Europäische Zivilgesellschaft , Staatsbürgerschaft

Hildermeier, Manfred; Kocka, Jürgen; Conrad Christoph (Hrsg.): Europäische Zivilgesellschaft in Ost und West. Begriff, Geschichte, Chancen. Frankfurt/M-New York 2000 : Campus Verlag, ISBN 3-593-36581-2 275 S. € 29,90

Conrad, Christoph; Kocka, Jürgen (Hrsg.): Staatsbürgerschaft in Europa. Historische Erfahrungen und aktuelle Debatten. Hamburg 2001 : Körber-Stiftung, ISBN 3-89684-018-5 335 S. € 17,00

Rezensiert für H-Soz-Kult von
Ulrich Wyrwa

Nach dem Auslaufen der rein sozialgeschichtlichen Bürgertumsforschung hat sich die Frage nach der bürgerlichen Gesellschaft als fruchtbare Perspektive für die historische Forschung erwiesen. Um zu einem attraktiven geschichtswissenschaftlichen Konzept zu werden, war freilich ein sprachlicher Umweg über die englische Civil Society oder die italienische Società civile zu nehmen.
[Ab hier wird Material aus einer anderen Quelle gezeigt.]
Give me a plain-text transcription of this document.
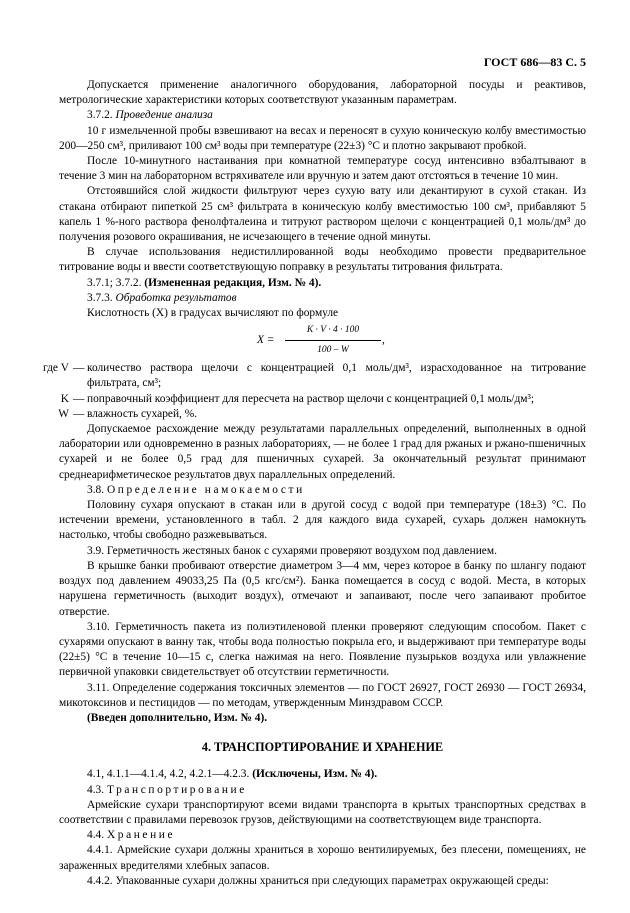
ГОСТ 686—83 С. 5

Допускается применение аналогичного оборудования, лабораторной посуды и реактивов, метрологические характеристики которых соответствуют указанным параметрам.

3.7.2. Проведение анализа

10 г измельченной пробы взвешивают на весах и переносят в сухую коническую колбу вместимостью 200—250 см³, приливают 100 см³ воды при температуре (22±3) °С и плотно закрывают пробкой.

После 10-минутного настаивания при комнатной температуре сосуд интенсивно взбалтывают в течение 3 мин на лабораторном встряхивателе или вручную и затем дают отстояться в течение 10 мин.

Отстоявшийся слой жидкости фильтруют через сухую вату или декантируют в сухой стакан. Из стакана отбирают пипеткой 25 см³ фильтрата в коническую колбу вместимостью 100 см³, прибавляют 5 капель 1 %-ного раствора фенолфталеина и титруют раствором щелочи с концентрацией 0,1 моль/дм³ до получения розового окрашивания, не исчезающего в течение одной минуты.

В случае использования недистиллированной воды необходимо провести предварительное титрование воды и ввести соответствующую поправку в результаты титрования фильтрата.

3.7.1; 3.7.2. (Измененная редакция, Изм. № 4).

3.7.3. Обработка результатов

Кислотность (X) в градусах вычисляют по формуле

$X = \frac{K \cdot V \cdot 4 \cdot 100}{100 - W}$ ,
где V — количество раствора щелочи с концентрацией 0,1 моль/дм³, израсходованное на титрование фильтрата, см³;
K — поправочный коэффициент для пересчета на раствор щелочи с концентрацией 0,1 моль/дм³;
W — влажность сухарей, %.

Допускаемое расхождение между результатами параллельных определений, выполненных в одной лаборатории или одновременно в разных лабораториях, — не более 1 град для ржаных и ржано-пшеничных сухарей и не более 0,5 град для пшеничных сухарей. За окончательный результат принимают среднеарифметическое результатов двух параллельных определений.

3.8. Определение намокаемости

Половину сухаря опускают в стакан или в другой сосуд с водой при температуре (18±3) °С. По истечении времени, установленного в табл. 2 для каждого вида сухарей, сухарь должен намокнуть настолько, чтобы свободно разжевываться.

3.9. Герметичность жестяных банок с сухарями проверяют воздухом под давлением.

В крышке банки пробивают отверстие диаметром 3—4 мм, через которое в банку по шлангу подают воздух под давлением 49033,25 Па (0,5 кгс/см²). Банка помещается в сосуд с водой. Места, в которых нарушена герметичность (выходит воздух), отмечают и запаивают, после чего запаивают пробитое отверстие.

3.10. Герметичность пакета из полиэтиленовой пленки проверяют следующим способом. Пакет с сухарями опускают в ванну так, чтобы вода полностью покрыла его, и выдерживают при температуре воды (22±5) °С в течение 10—15 с, слегка нажимая на него. Появление пузырьков воздуха или увлажнение первичной упаковки свидетельствует об отсутствии герметичности.

3.11. Определение содержания токсичных элементов — по ГОСТ 26927, ГОСТ 26930 — ГОСТ 26934, микотоксинов и пестицидов — по методам, утвержденным Минздравом СССР.

(Введен дополнительно, Изм. № 4).

4. ТРАНСПОРТИРОВАНИЕ И ХРАНЕНИЕ

4.1, 4.1.1—4.1.4, 4.2, 4.2.1—4.2.3. (Исключены, Изм. № 4).

4.3. Транспортирование

Армейские сухари транспортируют всеми видами транспорта в крытых транспортных средствах в соответствии с правилами перевозок грузов, действующими на соответствующем виде транспорта.

4.4. Хранение

4.4.1. Армейские сухари должны храниться в хорошо вентилируемых, без плесени, помещениях, не зараженных вредителями хлебных запасов.

4.4.2. Упакованные сухари должны храниться при следующих параметрах окружающей среды:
Politische Aktualität hatte der Begriff Zivilgesellschaft vor allem durch das politische Engagement und die kulturellen Initiativen mitteleuropäischer Dissidenten im real existierenden Sozialismus erhalten. Eine politische und soziale Kraft hatte sich in diesen Bewegungen formiert, die jenseits des Staates, aus dem Inneren der Gesellschaft innovative Kräfte und neue Impulse für die gesellschaftliche Entwicklung freisetzte. Diese sich selbst als zivilgesellschaftlich begreifende Bewegung, weckte bezeichnenderweise Erinnerungen an die Situation der Intellektuellen im Absolutismus, die sich in ähnlicher Weise als Gesellschaft von Bürgern dem Staat, der absoluten Monarchie widersetzten.

Anknüpfend an diesen ideengeschichtlichen Hintergrund definiert Jürgen Kocka, einer der einflussreichsten Mentoren dieser neuen Forschungsrichtung, Zivilgesellschaft als den "utopischen Entwurf" einer Zivilisation mündiger, gleichberechtigte und freier Bürger. Im Fokus der historischen Forschung steht damit "der Raum gesellschaftlicher Selbstorganisation zwischen Staat, Markt und Privatsphäre". Neben Jürgen Kockas begriffsgeschichtlicher Einleitung, in der er die zentralen Fragen und das Feld der Forschung umreißt, stellt Klaus von Beyme aus Sicht der Politikwissenschaft Zivilgesellschaft als ein normatives Konzept dar, das sich vor allem durch den "Rekurs auf die Individuen" auszeichnet. Karen Hagemann geht dem Konzept der "Bürgergesellschaft" aus geschlechtergeschichtlicher Perspektive nach und skizziert die Debatten in der Zeit der Französischen Revolution und der entstehenden Nationalbewegung. Aufgrund ethnologischer Studien in Ungarn und Polen äußert Chris Hann seine Skepsis gegenüber dem Begriff Zivilgesellschaft, der zu sehr nach dem westlichen, vom Individuum ausgehenden gesellschaftlichen Modell gebildet sei und von den sozialen Fragen ableite. Im zweiten Teil des Sammelbandes wird eine Topographie zivilgeschichtlicher Entwicklungen in Europa präsentiert, die von Russland ( Manfred Hildermeier) über den Balkan (Holm Sundhaussen), Tschechien (Jan Kren), Bulgarien (Ivaylo Znepolski) und die Niederlande und Deutschland im Vergleich (Ton Nijhuis) führt. Hartmut Kaelble beschließt den Band mit einem Beitrag über die Demokratisierung des sich vereinigenden Europa in der zweiten Hälfte des 20. Jahrhunderts. Darin thematisiert er zwar auch Fragen der europäischen Zivilgesellschaft und einer europäischen Öffentlichkeit, merkwürdigerweise aber steht dieser Aspekt nicht, wie zu erwarten und zu wünschen gewesen wäre, im Mittelpunkt seines Beitrages.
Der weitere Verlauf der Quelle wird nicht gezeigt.